Not many football fans outside of Italy know about Fulvio Bernardini, but he was the manager who won the Scudetto with two unfancied clubs. After a playing career with over 210 appearances for Roma, he managed Fiorentina to their first-ever champion title in 1956 and led Bologna to their first champion title after over 20 years.
In a country with an established footballing hierarchy, Bernardini shines against expectations twice, creating two shocking Scudetto victories in the process.
Before his time as manager of the English national team, Fabio Capello had created a reputation as a winner of the highest calibre.

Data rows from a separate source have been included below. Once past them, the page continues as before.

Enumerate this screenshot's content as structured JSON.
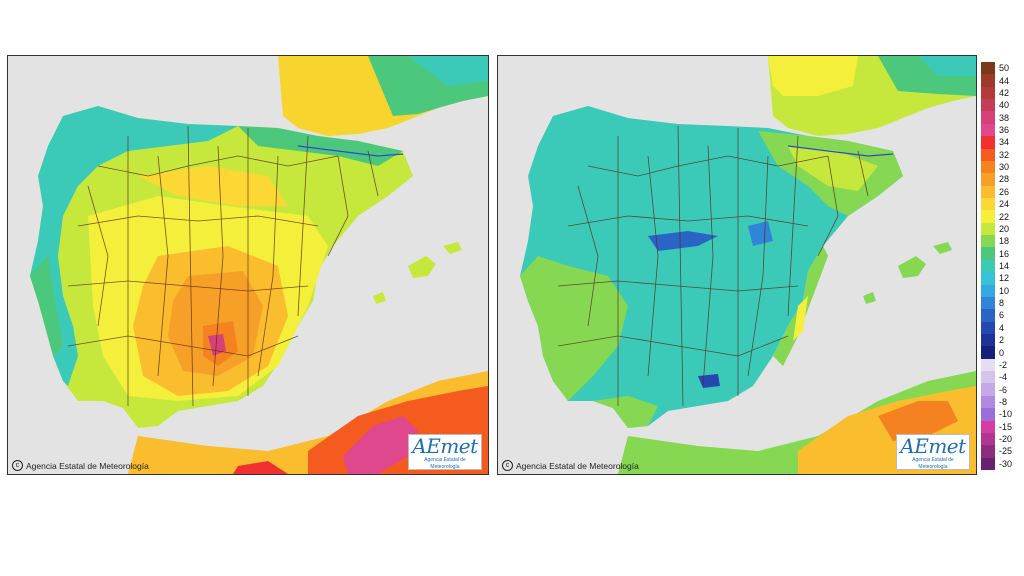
{
  "maps": [
    {
      "id": "left",
      "copyright": "Agencia Estatal de Meteorología",
      "logo_text": "AEmet",
      "logo_subtitle": "Agencia Estatal de Meteorología"
    },
    {
      "id": "right",
      "copyright": "Agencia Estatal de Meteorología",
      "logo_text": "AEmet",
      "logo_subtitle": "Agencia Estatal de Meteorología"
    }
  ],
  "legend": {
    "entries": [
      {
        "label": "50",
        "color": "#7a3a1a"
      },
      {
        "label": "44",
        "color": "#9c3b2a"
      },
      {
        "label": "42",
        "color": "#b23a3a"
      },
      {
        "label": "40",
        "color": "#c43c5a"
      },
      {
        "label": "38",
        "color": "#d44278"
      },
      {
        "label": "36",
        "color": "#e0488e"
      },
      {
        "label": "34",
        "color": "#f23030"
      },
      {
        "label": "32",
        "color": "#f55a1e"
      },
      {
        "label": "30",
        "color": "#f58220"
      },
      {
        "label": "28",
        "color": "#f7a028"
      },
      {
        "label": "26",
        "color": "#f9bd2e"
      },
      {
        "label": "24",
        "color": "#fbd834"
      },
      {
        "label": "22",
        "color": "#f4ef3a"
      },
      {
        "label": "20",
        "color": "#c6e83c"
      },
      {
        "label": "18",
        "color": "#86d852"
      },
      {
        "label": "16",
        "color": "#4cc87c"
      },
      {
        "label": "14",
        "color": "#3ccab8"
      },
      {
        "label": "12",
        "color": "#36c3d8"
      },
      {
        "label": "10",
        "color": "#34a8e0"
      },
      {
        "label": "8",
        "color": "#2f86d8"
      },
      {
        "label": "6",
        "color": "#2a64c6"
      },
      {
        "label": "4",
        "color": "#2548b0"
      },
      {
        "label": "2",
        "color": "#1f3296"
      },
      {
        "label": "0",
        "color": "#15207a"
      },
      {
        "label": "-2",
        "color": "#e6dcf4"
      },
      {
        "label": "-4",
        "color": "#d6c4ee"
      },
      {
        "label": "-6",
        "color": "#c4a8e8"
      },
      {
        "label": "-8",
        "color": "#b08ae2"
      },
      {
        "label": "-10",
        "color": "#9c6cda"
      },
      {
        "label": "-15",
        "color": "#d43ea0"
      },
      {
        "label": "-20",
        "color": "#b2358e"
      },
      {
        "label": "-25",
        "color": "#8e2c7e"
      },
      {
        "label": "-30",
        "color": "#6a2270"
      }
    ]
  }
}
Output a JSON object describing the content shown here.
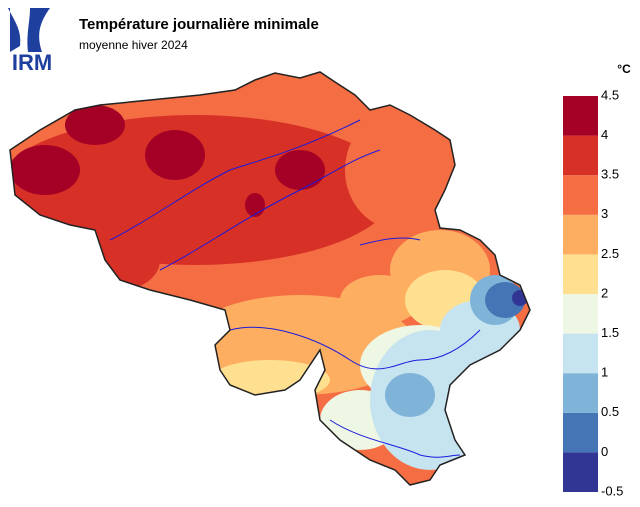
{
  "header": {
    "logo": "IRM",
    "title": "Température journalière minimale",
    "subtitle": "moyenne hiver 2024"
  },
  "legend": {
    "unit": "°C",
    "ticks": [
      -0.5,
      0,
      0.5,
      1,
      1.5,
      2,
      2.5,
      3,
      3.5,
      4,
      4.5
    ],
    "colors": [
      "#313695",
      "#4575b4",
      "#7fb4d8",
      "#c6e3f0",
      "#eef6e4",
      "#fee090",
      "#fdae61",
      "#f46d43",
      "#d73027",
      "#a50026"
    ]
  }
}
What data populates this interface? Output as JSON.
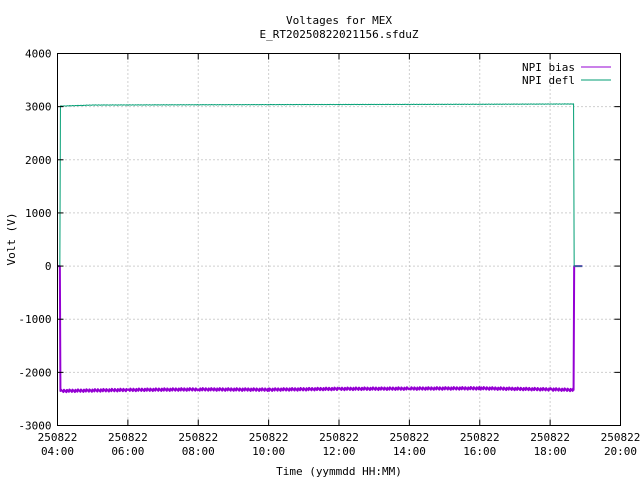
{
  "chart_data": {
    "type": "line",
    "title": "Voltages for MEX",
    "subtitle": "E_RT20250822021156.sfduZ",
    "xlabel": "Time (yymmdd HH:MM)",
    "ylabel": "Volt (V)",
    "ylim": [
      -3000,
      4000
    ],
    "yticks": [
      "-3000",
      "-2000",
      "-1000",
      "0",
      "1000",
      "2000",
      "3000",
      "4000"
    ],
    "xticks": [
      {
        "date": "250822",
        "time": "04:00"
      },
      {
        "date": "250822",
        "time": "06:00"
      },
      {
        "date": "250822",
        "time": "08:00"
      },
      {
        "date": "250822",
        "time": "10:00"
      },
      {
        "date": "250822",
        "time": "12:00"
      },
      {
        "date": "250822",
        "time": "14:00"
      },
      {
        "date": "250822",
        "time": "16:00"
      },
      {
        "date": "250822",
        "time": "18:00"
      },
      {
        "date": "250822",
        "time": "20:00"
      }
    ],
    "grid": true,
    "legend_position": "top-right",
    "series": [
      {
        "name": "NPI bias",
        "color": "#9400d3",
        "points": [
          [
            "25-08-22 04:00",
            0
          ],
          [
            "25-08-22 04:04",
            0
          ],
          [
            "25-08-22 04:05",
            -2350
          ],
          [
            "25-08-22 06:00",
            -2330
          ],
          [
            "25-08-22 08:00",
            -2320
          ],
          [
            "25-08-22 10:00",
            -2325
          ],
          [
            "25-08-22 12:00",
            -2310
          ],
          [
            "25-08-22 14:00",
            -2305
          ],
          [
            "25-08-22 16:00",
            -2300
          ],
          [
            "25-08-22 18:00",
            -2320
          ],
          [
            "25-08-22 18:40",
            -2330
          ],
          [
            "25-08-22 18:41",
            0
          ],
          [
            "25-08-22 18:55",
            0
          ]
        ]
      },
      {
        "name": "NPI defl",
        "color": "#009e73",
        "points": [
          [
            "25-08-22 04:00",
            0
          ],
          [
            "25-08-22 04:04",
            0
          ],
          [
            "25-08-22 04:05",
            3010
          ],
          [
            "25-08-22 05:00",
            3030
          ],
          [
            "25-08-22 08:00",
            3035
          ],
          [
            "25-08-22 12:00",
            3040
          ],
          [
            "25-08-22 16:00",
            3045
          ],
          [
            "25-08-22 18:40",
            3050
          ],
          [
            "25-08-22 18:41",
            0
          ],
          [
            "25-08-22 18:55",
            0
          ]
        ]
      }
    ]
  }
}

He worked with Milan in the early 1990s and helped the club continued its dominance both domestically and throughout the continent, winning four Scudetti in five years.

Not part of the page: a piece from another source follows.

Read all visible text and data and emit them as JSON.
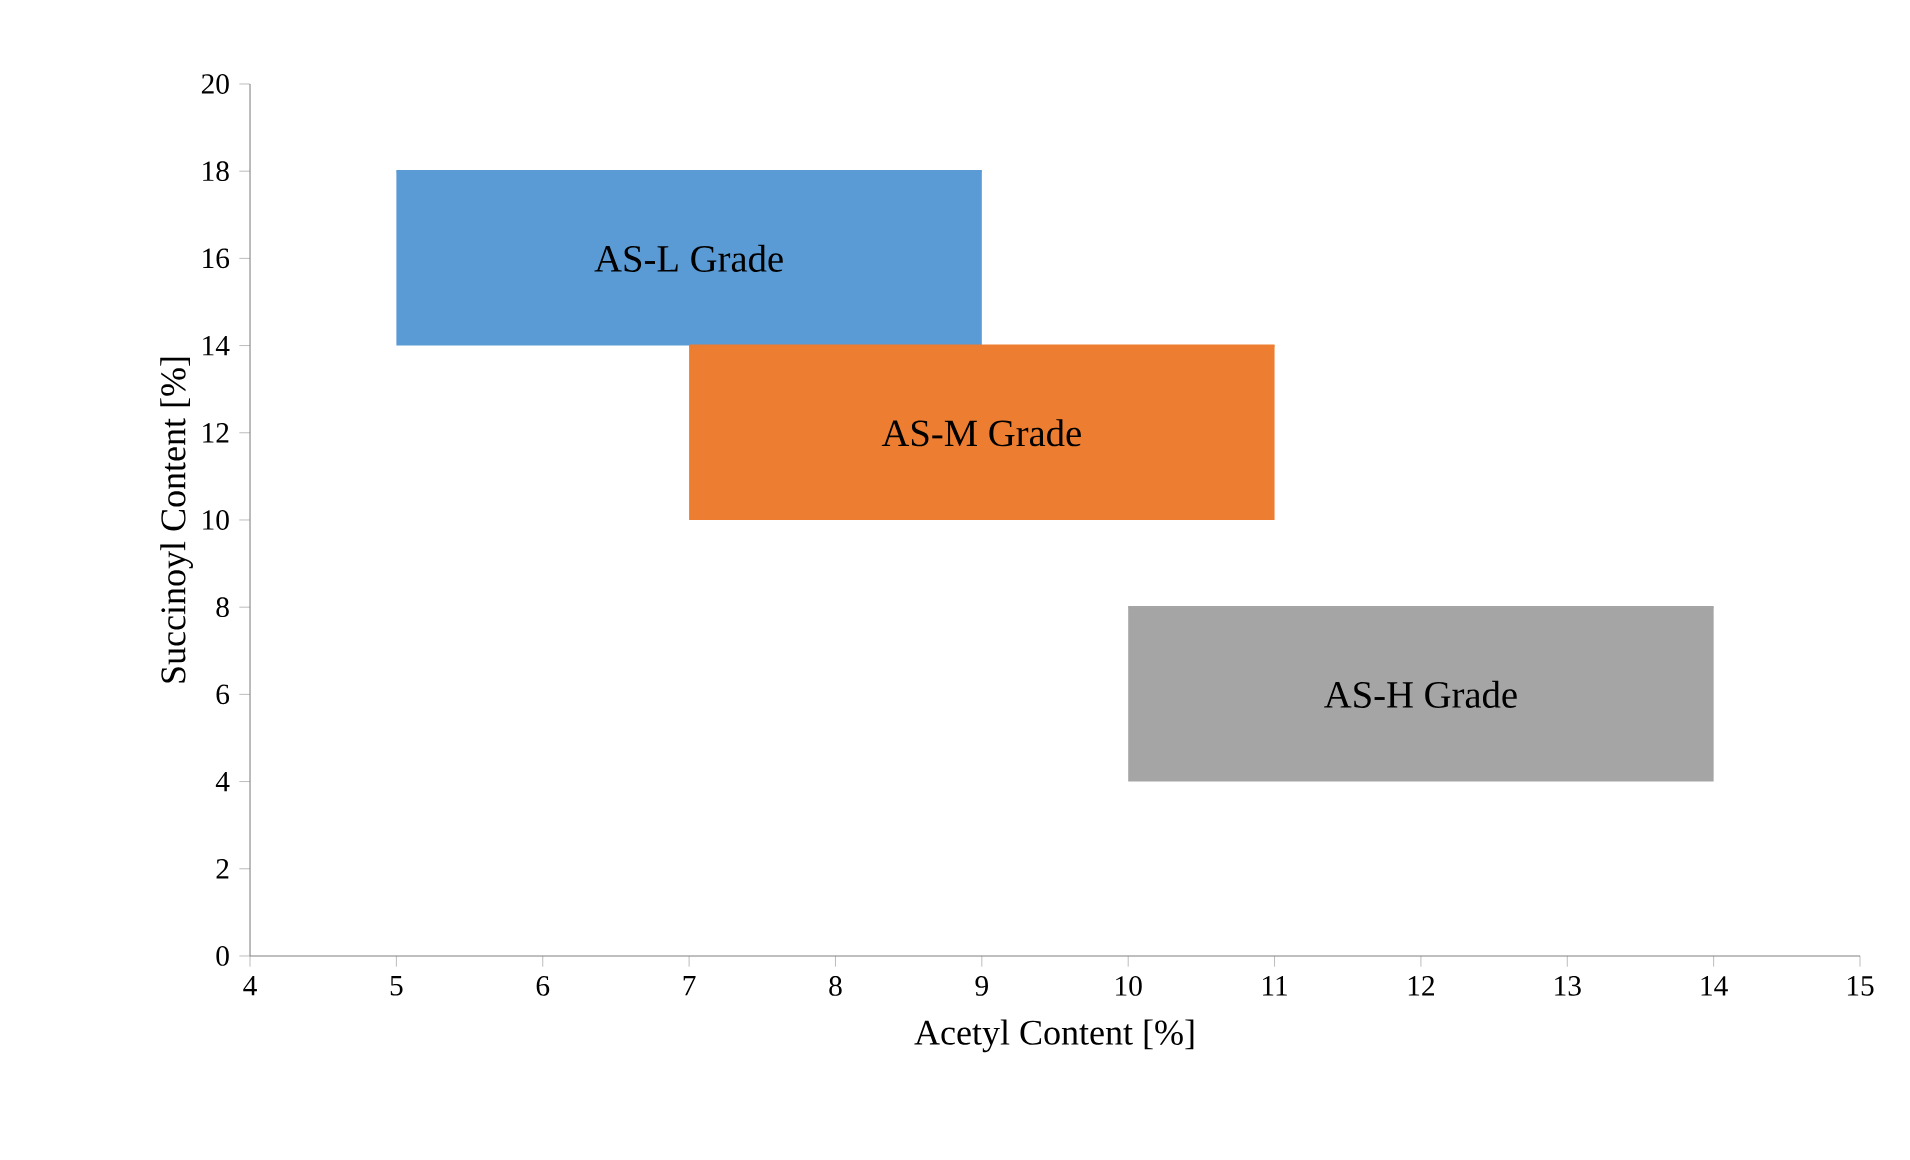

Being a stern and pragmatic coach, Capello produced exciting football with functional football in Milan which is fun to watch. Capello also succeeded abroad, achieving two La Liga titles with Real Madrid in 1996-97 and in 2006-07.
Sir Alex Ferguson was his competitor and rarely overwhelmed, but he couldn’t help but admit the talent of Marcello Lippi. He stated in his book once that Marcello Lippi is a impressive man being able to command of himself and his professional domain. You know it all just by looking into his eyes.
Lippi got those reputation after achieving an outstanding record as Juventus head coach in the 1990s. During five years, he guided the club to their first Scudetto after nine years and three successive Champions League finals as well as another two league titles. These achievements were thanks to Lippi’s ability to form a unit from a spectacular team of attacking talents — he created a cohesive front with Gianluca Vialli, Alessandro Del Piero,Zinedine Zidane and Fabrizio Ravanelli.
He had another successful time with Juventus between 2001 and 2003, in which he guided the club to win another two Scudetti, before leading Italy national team to World Cup winning title in 2006.